Occupational exposure characterized by formal and informal work was significantly associated with prostate cancer. Men within the informal working group were more in the study than men with the formal occupation. The finding contradicts the study of the Ghana prostate study, which found a high association of prostate cancer amongst men in formal occupation . The study agrees to studies that have associated informal work such as farming, construction as posing a high risk to prostate cancer [49, 50]. Even though we did not isolate specific occupation and its association with prostate cancer, we can infer that since most of the general population in the study setting are into farming and strenuous activity-based work, physical activity may play a role.

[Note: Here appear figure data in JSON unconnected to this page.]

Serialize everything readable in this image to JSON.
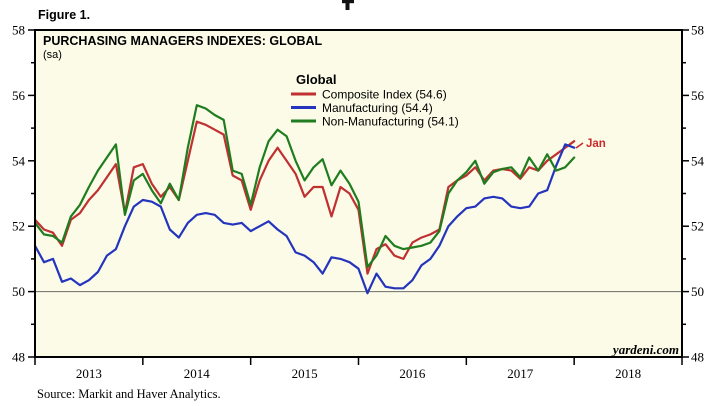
{
  "figure_label": "Figure 1.",
  "source_note": "Source:  Markit and Haver Analytics.",
  "watermark": "yardeni.com",
  "colors": {
    "background": "#fbfbe8",
    "frame": "#000000",
    "gridline": "#6b6b6b",
    "composite": "#c03030",
    "manufacturing": "#2434bd",
    "non_manufacturing": "#1f7d1f",
    "annotation": "#cc2a2a"
  },
  "legend": {
    "header": "Global",
    "entries": [
      {
        "label": "Composite Index (54.6)",
        "color": "#c03030"
      },
      {
        "label": "Manufacturing (54.4)",
        "color": "#2434bd"
      },
      {
        "label": "Non-Manufacturing (54.1)",
        "color": "#1f7d1f"
      }
    ]
  },
  "chart_data": {
    "type": "line",
    "title": "PURCHASING MANAGERS INDEXES: GLOBAL",
    "subtitle": "(sa)",
    "frequency": "monthly",
    "start_month": "2013-01",
    "end_month": "2018-01",
    "x_axis": {
      "year_labels": [
        "2013",
        "2014",
        "2015",
        "2016",
        "2017",
        "2018"
      ],
      "domain_years": [
        2013,
        2019
      ]
    },
    "y_axis": {
      "min": 48,
      "max": 58,
      "labeled_ticks": [
        48,
        50,
        52,
        54,
        56,
        58
      ],
      "minor_tick_step": 1,
      "reference_line": 50,
      "labels_both_sides": true
    },
    "latest_values": {
      "composite": 54.6,
      "manufacturing": 54.4,
      "non_manufacturing": 54.1
    },
    "annotations": [
      {
        "text": "Jan",
        "x_month": "2018-01",
        "y": 54.6,
        "color": "#cc2a2a"
      }
    ],
    "series": [
      {
        "name": "Composite Index",
        "color": "#c03030",
        "values": [
          52.2,
          51.9,
          51.8,
          51.4,
          52.2,
          52.4,
          52.8,
          53.1,
          53.5,
          53.9,
          52.4,
          53.8,
          53.9,
          53.3,
          52.9,
          53.2,
          52.8,
          54.0,
          55.2,
          55.1,
          54.95,
          54.8,
          53.55,
          53.4,
          52.5,
          53.4,
          54.0,
          54.4,
          54.0,
          53.6,
          52.9,
          53.2,
          53.2,
          52.3,
          53.2,
          53.0,
          52.5,
          50.55,
          51.3,
          51.45,
          51.1,
          51.0,
          51.5,
          51.65,
          51.75,
          51.9,
          53.2,
          53.4,
          53.55,
          53.8,
          53.4,
          53.7,
          53.75,
          53.7,
          53.45,
          53.8,
          53.7,
          54.0,
          54.2,
          54.4,
          54.6
        ]
      },
      {
        "name": "Manufacturing",
        "color": "#2434bd",
        "values": [
          51.4,
          50.9,
          51.0,
          50.3,
          50.4,
          50.2,
          50.35,
          50.6,
          51.1,
          51.3,
          52.0,
          52.6,
          52.8,
          52.75,
          52.6,
          51.9,
          51.65,
          52.1,
          52.35,
          52.4,
          52.35,
          52.1,
          52.05,
          52.1,
          51.85,
          52.0,
          52.15,
          51.9,
          51.7,
          51.2,
          51.1,
          50.9,
          50.55,
          51.05,
          51.0,
          50.9,
          50.7,
          49.95,
          50.55,
          50.15,
          50.1,
          50.1,
          50.35,
          50.8,
          51.0,
          51.4,
          52.0,
          52.3,
          52.55,
          52.6,
          52.85,
          52.9,
          52.85,
          52.6,
          52.55,
          52.6,
          53.0,
          53.1,
          53.85,
          54.5,
          54.4
        ]
      },
      {
        "name": "Non-Manufacturing",
        "color": "#1f7d1f",
        "values": [
          52.1,
          51.75,
          51.7,
          51.5,
          52.3,
          52.65,
          53.2,
          53.7,
          54.1,
          54.5,
          52.35,
          53.4,
          53.6,
          53.1,
          52.7,
          53.3,
          52.8,
          54.4,
          55.7,
          55.6,
          55.4,
          55.25,
          53.7,
          53.6,
          52.65,
          53.8,
          54.6,
          54.95,
          54.75,
          54.0,
          53.4,
          53.8,
          54.05,
          53.25,
          53.7,
          53.3,
          52.75,
          50.75,
          51.1,
          51.7,
          51.4,
          51.3,
          51.35,
          51.4,
          51.5,
          51.85,
          53.0,
          53.4,
          53.65,
          54.0,
          53.3,
          53.65,
          53.75,
          53.8,
          53.5,
          54.1,
          53.7,
          54.2,
          53.7,
          53.8,
          54.1
        ]
      }
    ]
  }
}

In conclusion, we observe that prostate cancer is highly detectable in an unscreened Ghanaian population. Prostate-specific antigen estimation with adjusted prostate cancer detection rate of 10 ng/ml may provide an improved approach to screening prostate cancer in unscreened men above 45 years. Exploratory studies are required to ascertain the impact of risk factors such as obesity, hypertension, smoking, and alcohol intake on prostate cancer. Older men and informal occupations may serve as risk factors for prostate cancer amongst Ghanaian men.